Delayed childbearing means that children are increasingly experiencing older grandparents.

But even if people are living longer, delayed childbearing means that children are increasingly experiencing older grandparents. (Of course, many other factors, such as geographic distance, will affect the relationship of future children to their grandparents, but age is one important factor of increasing salience.) Having seen my grandparents move from their active years through old age, immobility, memory loss, and even death, I can attest that the relationship children have with their grandparents is entirely different when the grandparents are in their sixties as opposed to their eighties. And while there are certainly virtues to knowing and spending time with an elderly person who needs great care and has suffered memory loss or other illness, there is nothing like knowing and spending time with your grandparents when they are younger. That is when grandparents are most able to teach, enjoy, and interact with their grandchildren in the most dynamic way.

It’s also when grandparents are most able to help with childcare. This is yet another factor I think about constantly. Most women I know who have careers and children are only able to combine the two because they receive help from their own mothers. One friend’s mother was the primary caregiver for my friend’s son from the time her maternity leave ended until his first birthday. Another friend was only able to do a Supreme Court clerkship with a newborn because the two sets of grandparents took turns acting as full-time caregivers. Another friend’s mom picks up her grandkids from school every day. My own mother was the only reason I was able to leave my then nine-month-old daughter to take advantage of the journalistic opportunity of a lifetime overseas.

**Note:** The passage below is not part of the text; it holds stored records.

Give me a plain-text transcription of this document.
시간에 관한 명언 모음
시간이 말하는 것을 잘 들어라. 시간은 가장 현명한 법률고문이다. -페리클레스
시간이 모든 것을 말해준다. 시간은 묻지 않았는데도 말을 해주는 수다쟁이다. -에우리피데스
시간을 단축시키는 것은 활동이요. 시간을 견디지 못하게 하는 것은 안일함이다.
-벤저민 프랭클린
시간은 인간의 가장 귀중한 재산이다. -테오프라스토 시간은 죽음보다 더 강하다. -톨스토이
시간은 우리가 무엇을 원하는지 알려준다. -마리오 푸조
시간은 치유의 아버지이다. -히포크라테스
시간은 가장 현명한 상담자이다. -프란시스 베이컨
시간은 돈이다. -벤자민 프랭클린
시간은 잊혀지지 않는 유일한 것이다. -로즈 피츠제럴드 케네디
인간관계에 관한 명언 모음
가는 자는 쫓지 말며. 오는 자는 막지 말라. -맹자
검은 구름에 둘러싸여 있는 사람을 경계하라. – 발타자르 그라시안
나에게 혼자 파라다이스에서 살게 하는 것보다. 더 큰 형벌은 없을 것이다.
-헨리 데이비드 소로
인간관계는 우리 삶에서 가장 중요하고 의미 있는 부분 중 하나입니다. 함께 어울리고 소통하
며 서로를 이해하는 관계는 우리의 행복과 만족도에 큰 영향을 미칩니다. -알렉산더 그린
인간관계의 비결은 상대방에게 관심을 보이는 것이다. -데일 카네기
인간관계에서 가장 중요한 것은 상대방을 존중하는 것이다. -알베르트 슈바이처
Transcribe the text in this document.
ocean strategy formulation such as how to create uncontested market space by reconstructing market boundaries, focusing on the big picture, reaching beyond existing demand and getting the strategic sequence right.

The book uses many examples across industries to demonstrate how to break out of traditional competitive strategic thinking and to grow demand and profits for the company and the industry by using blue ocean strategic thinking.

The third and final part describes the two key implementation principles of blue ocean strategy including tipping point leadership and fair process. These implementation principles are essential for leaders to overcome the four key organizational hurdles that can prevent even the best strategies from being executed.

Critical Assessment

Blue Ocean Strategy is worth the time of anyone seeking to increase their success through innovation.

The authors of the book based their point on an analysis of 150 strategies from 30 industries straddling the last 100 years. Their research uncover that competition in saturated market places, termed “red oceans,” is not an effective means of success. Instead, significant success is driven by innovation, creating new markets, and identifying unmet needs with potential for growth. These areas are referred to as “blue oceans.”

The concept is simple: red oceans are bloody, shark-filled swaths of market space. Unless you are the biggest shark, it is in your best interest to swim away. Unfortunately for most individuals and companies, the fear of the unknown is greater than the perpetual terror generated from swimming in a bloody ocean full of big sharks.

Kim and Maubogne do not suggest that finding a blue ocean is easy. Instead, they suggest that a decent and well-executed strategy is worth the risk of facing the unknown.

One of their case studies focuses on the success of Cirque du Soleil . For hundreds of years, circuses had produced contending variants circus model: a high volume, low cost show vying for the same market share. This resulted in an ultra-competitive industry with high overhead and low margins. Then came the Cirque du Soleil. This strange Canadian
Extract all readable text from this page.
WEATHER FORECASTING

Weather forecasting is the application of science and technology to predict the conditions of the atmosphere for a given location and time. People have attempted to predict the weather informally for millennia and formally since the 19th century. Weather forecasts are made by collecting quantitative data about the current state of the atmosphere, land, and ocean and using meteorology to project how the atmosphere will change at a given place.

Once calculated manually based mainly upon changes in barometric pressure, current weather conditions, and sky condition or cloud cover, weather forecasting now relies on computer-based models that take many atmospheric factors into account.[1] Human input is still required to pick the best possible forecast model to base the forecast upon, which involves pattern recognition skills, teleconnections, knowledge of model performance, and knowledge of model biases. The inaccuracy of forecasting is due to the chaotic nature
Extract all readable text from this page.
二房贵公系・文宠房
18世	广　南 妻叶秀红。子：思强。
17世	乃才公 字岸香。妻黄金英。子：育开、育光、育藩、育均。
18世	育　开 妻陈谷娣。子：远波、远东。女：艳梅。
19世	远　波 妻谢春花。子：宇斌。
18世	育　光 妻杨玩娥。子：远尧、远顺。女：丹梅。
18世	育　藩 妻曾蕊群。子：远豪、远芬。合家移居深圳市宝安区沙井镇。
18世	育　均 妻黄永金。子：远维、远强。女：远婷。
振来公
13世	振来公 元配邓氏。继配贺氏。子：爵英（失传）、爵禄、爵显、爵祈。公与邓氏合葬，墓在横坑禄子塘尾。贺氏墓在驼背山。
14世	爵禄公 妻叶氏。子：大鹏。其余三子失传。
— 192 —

My and my friends’ experiences are not entirely unusual: According to Census data, as many children under age five in America are cared for by grandparents as are cared for in daycare facilities.

But barring unforeseen advances in health care, delayed childbearing will likely change this. Say a woman has a daughter at 35 and that daughter has a child at 33. That makes the first woman nearly 70 when she becomes a grandmother, when it is typically far more of a strain to help with a newborn than it is at age 55. These changing dynamics raise interesting questions about how tenable work-life balance will be for a coming generation of women: by the time they’re having children, their mothers are likely to be both older and more career-oriented themselves than the mothers of today’s working women.

The active involvement of grandparents isn’t only good for parents and children: older people value and benefit from it as well. A Pew study on aging in America found that people 65 and older listed “spending time with family” and “spending time with grandchildren” as the two biggest benefits of aging.

Thinking about the age of one’s parents when contemplating when to start one’s own family is probably akin to new college graduates making 401k calculations as they start their first jobs. But investing in family earlier than much of society would have you think is “good” may bring compound rewards later, for every generation.